Dual-crosslinked and dual-networked hydrogels with high mechanical properties for cost-effective solar water desalination and purification

Abstract

High solar evaporation efficiency combined with enhanced desalination and antifouling performance is key in the application of the solar-driven interfacial water evaporation (SIWE) technology. In this study, we have designed a dual-crosslinked and dual-networked hydrogel (CSH) for interfacial solar vapor generation (ISVG). Through adjusting the proportions of matrix components and balancing the degree of crosslinking between cellulose and epichlorohydrin, it is feasible to obtain the hybrid hydrogel with elastic behaviors.

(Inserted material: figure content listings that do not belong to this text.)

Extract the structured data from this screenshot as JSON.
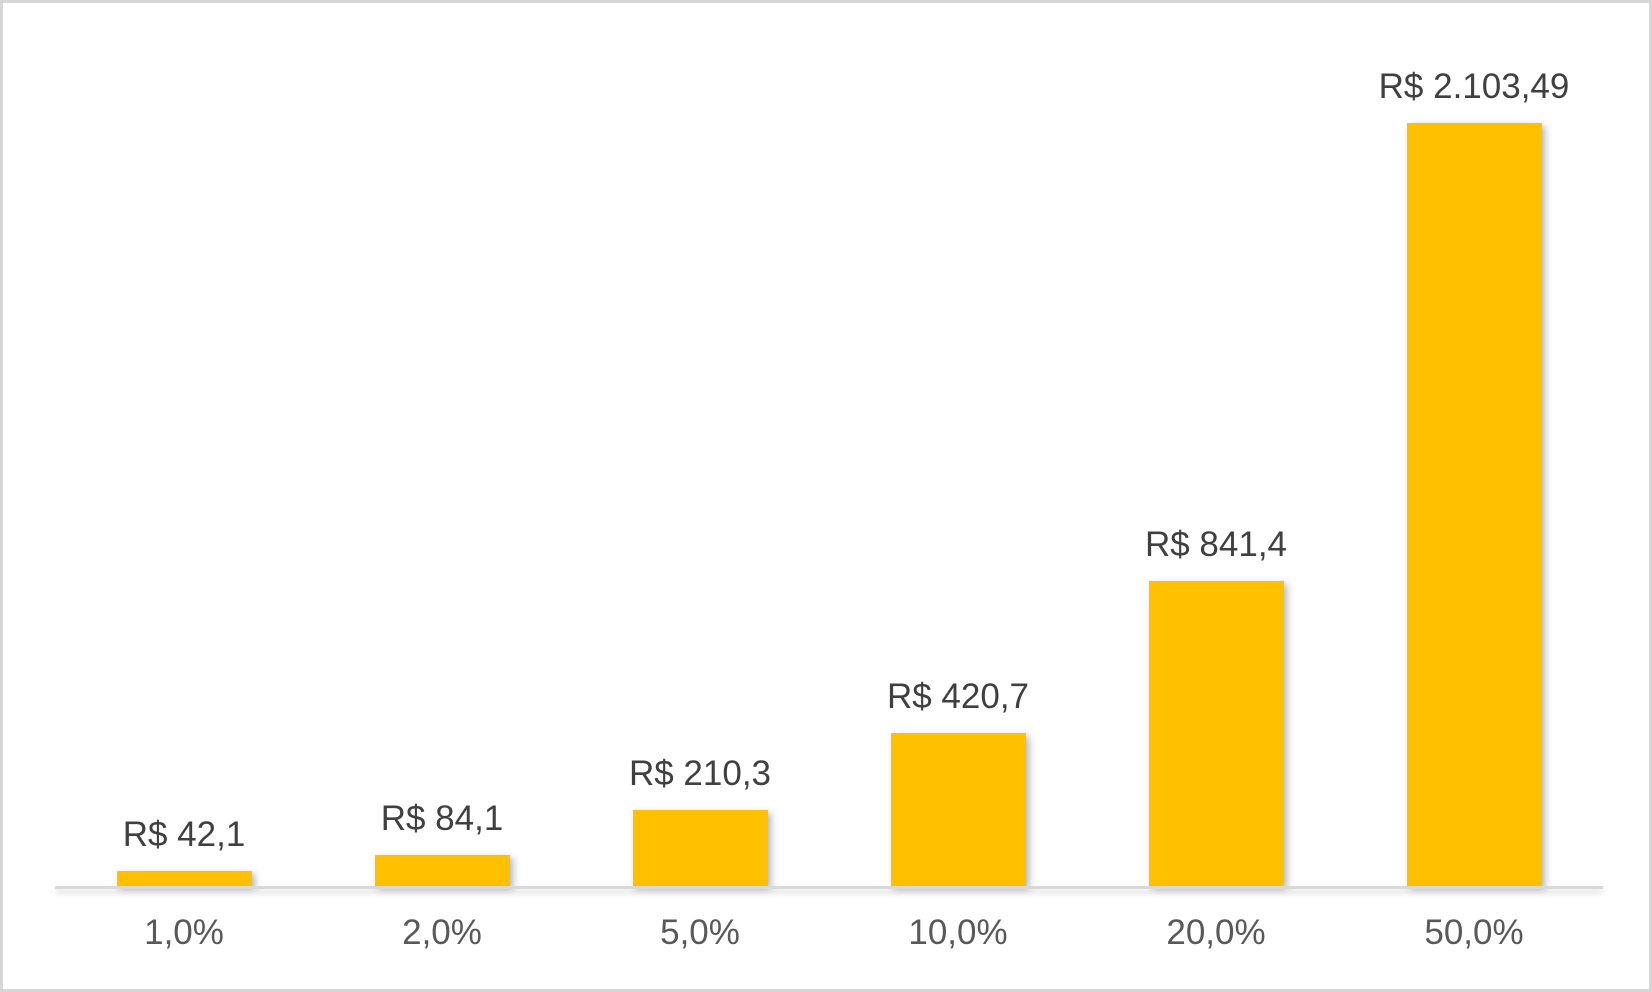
{
  "chart_data": {
    "type": "bar",
    "title": "",
    "xlabel": "",
    "ylabel": "",
    "categories": [
      "1,0%",
      "2,0%",
      "5,0%",
      "10,0%",
      "20,0%",
      "50,0%"
    ],
    "values": [
      42.1,
      84.1,
      210.3,
      420.7,
      841.4,
      2103.49
    ],
    "data_labels": [
      "R$ 42,1",
      "R$ 84,1",
      "R$ 210,3",
      "R$ 420,7",
      "R$ 841,4",
      "R$ 2.103,49"
    ],
    "currency": "R$",
    "ylim": [
      0,
      2103.49
    ],
    "grid": false,
    "legend": false,
    "y_axis_visible": false
  },
  "style": {
    "bar_color": "#FFC000",
    "value_label_color": "#404040",
    "axis_label_color": "#595959",
    "axis_line_color": "#D9D9D9",
    "frame_border_color": "#D6D6D6",
    "background_color": "#FFFFFF"
  }
}
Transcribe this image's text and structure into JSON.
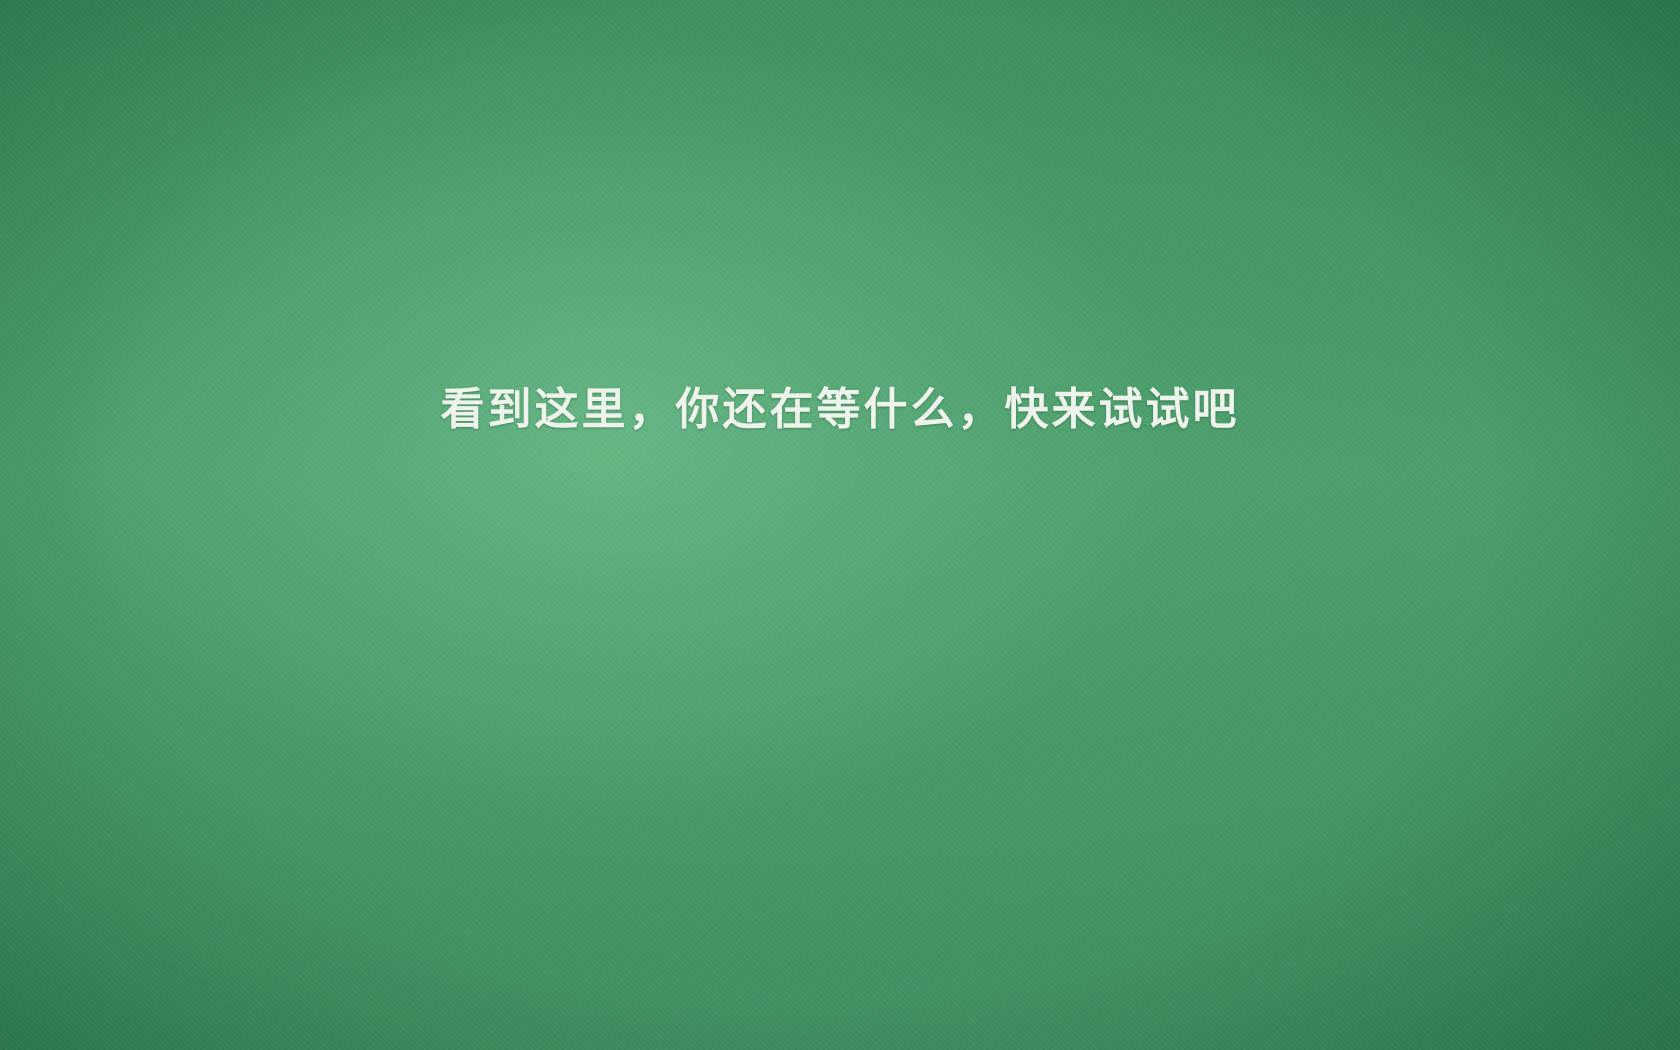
{
  "background": {
    "color_center": "#6dbf8e",
    "color_edge": "#2f7d50"
  },
  "message": {
    "text": "看到这里，你还在等什么，快来试试吧",
    "color": "#eef3ec"
  }
}
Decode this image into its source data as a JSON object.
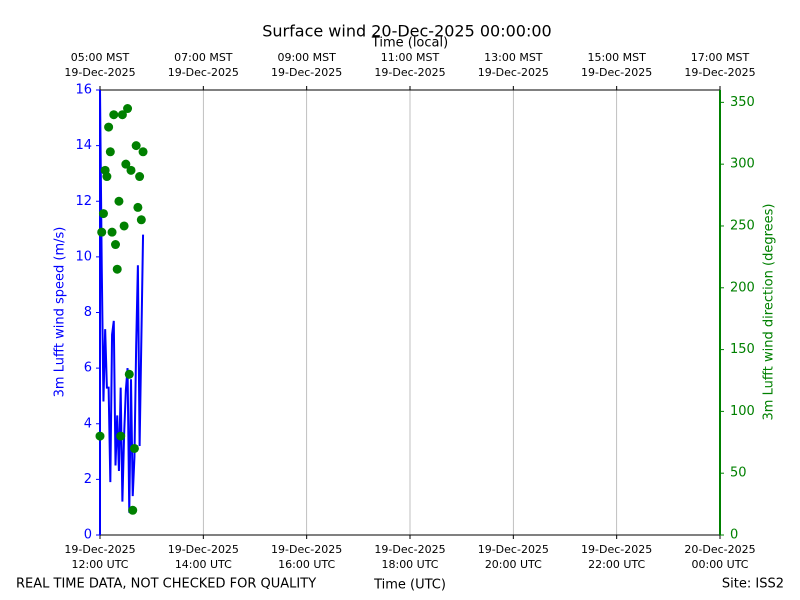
{
  "chart_data": {
    "type": "line",
    "title": "Surface wind 20-Dec-2025 00:00:00",
    "x2label": "Time (local)",
    "xlabel": "Time (UTC)",
    "ylabel": "3m Lufft wind speed (m/s)",
    "y2label": "3m Lufft wind direction (degrees)",
    "footer_left": "REAL TIME DATA, NOT CHECKED FOR QUALITY",
    "footer_right": "Site: ISS2",
    "x": [
      "2025-12-19T12:00Z",
      "2025-12-19T12:02Z",
      "2025-12-19T12:04Z",
      "2025-12-19T12:06Z",
      "2025-12-19T12:08Z",
      "2025-12-19T12:10Z",
      "2025-12-19T12:12Z",
      "2025-12-19T12:14Z",
      "2025-12-19T12:16Z",
      "2025-12-19T12:18Z",
      "2025-12-19T12:20Z",
      "2025-12-19T12:22Z",
      "2025-12-19T12:24Z",
      "2025-12-19T12:26Z",
      "2025-12-19T12:28Z",
      "2025-12-19T12:30Z",
      "2025-12-19T12:32Z",
      "2025-12-19T12:34Z",
      "2025-12-19T12:36Z",
      "2025-12-19T12:38Z",
      "2025-12-19T12:40Z",
      "2025-12-19T12:42Z",
      "2025-12-19T12:44Z",
      "2025-12-19T12:46Z",
      "2025-12-19T12:48Z",
      "2025-12-19T12:50Z"
    ],
    "series": [
      {
        "name": "3m Lufft wind speed",
        "type": "line",
        "color": "#0000ff",
        "values": [
          16,
          9.7,
          4.8,
          7.4,
          5.3,
          5.3,
          1.9,
          7.2,
          7.7,
          2.5,
          4.3,
          2.3,
          5.3,
          1.2,
          3.6,
          5.2,
          6.0,
          0.8,
          5.6,
          1.4,
          2.8,
          6.8,
          9.7,
          3.2,
          7.0,
          10.8
        ]
      },
      {
        "name": "3m Lufft wind direction",
        "type": "scatter",
        "color": "#008000",
        "axis": "y2",
        "values": [
          80,
          245,
          260,
          295,
          290,
          330,
          310,
          245,
          340,
          235,
          215,
          270,
          80,
          340,
          250,
          300,
          345,
          130,
          295,
          20,
          70,
          315,
          265,
          290,
          255,
          310
        ]
      }
    ],
    "xlim": [
      "2025-12-19T12:00Z",
      "2025-12-20T00:00Z"
    ],
    "xticks": [
      {
        "value": "2025-12-19T12:00Z",
        "label": "19-Dec-2025\n12:00 UTC"
      },
      {
        "value": "2025-12-19T14:00Z",
        "label": "19-Dec-2025\n14:00 UTC"
      },
      {
        "value": "2025-12-19T16:00Z",
        "label": "19-Dec-2025\n16:00 UTC"
      },
      {
        "value": "2025-12-19T18:00Z",
        "label": "19-Dec-2025\n18:00 UTC"
      },
      {
        "value": "2025-12-19T20:00Z",
        "label": "19-Dec-2025\n20:00 UTC"
      },
      {
        "value": "2025-12-19T22:00Z",
        "label": "19-Dec-2025\n22:00 UTC"
      },
      {
        "value": "2025-12-20T00:00Z",
        "label": "20-Dec-2025\n00:00 UTC"
      }
    ],
    "x2ticks": [
      {
        "value": "2025-12-19T12:00Z",
        "label": "05:00 MST\n19-Dec-2025"
      },
      {
        "value": "2025-12-19T14:00Z",
        "label": "07:00 MST\n19-Dec-2025"
      },
      {
        "value": "2025-12-19T16:00Z",
        "label": "09:00 MST\n19-Dec-2025"
      },
      {
        "value": "2025-12-19T18:00Z",
        "label": "11:00 MST\n19-Dec-2025"
      },
      {
        "value": "2025-12-19T20:00Z",
        "label": "13:00 MST\n19-Dec-2025"
      },
      {
        "value": "2025-12-19T22:00Z",
        "label": "15:00 MST\n19-Dec-2025"
      },
      {
        "value": "2025-12-20T00:00Z",
        "label": "17:00 MST\n19-Dec-2025"
      }
    ],
    "ylim": [
      0,
      16
    ],
    "yticks": [
      0,
      2,
      4,
      6,
      8,
      10,
      12,
      14,
      16
    ],
    "y2lim": [
      0,
      360
    ],
    "y2ticks": [
      0,
      50,
      100,
      150,
      200,
      250,
      300,
      350
    ],
    "grid": true
  }
}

The resulted hydrogel has a porous structure enabling the transport of water molecules, while the doped component of iron-based metal–organic frameworks provides this hydrogel with strong light absorbance, achieving an evaporation rate of 2.52 kg·m⁻²·h⁻¹ under 1 kW·m⁻² solar irradiation and an evaporation efficiency of 89.32%. The porosity also creates salt resistance through capillary forces. Practical applications of such CSH hydrogels in the field of seawater desalination and wastewater purification are conducted under outdoor light conditions, and the concentrations of metal ions are revealed to be reduced by orders of magnitude below the WHO threshold ones, while pigments are found to be absent from the condensate contained in the treated wastewater.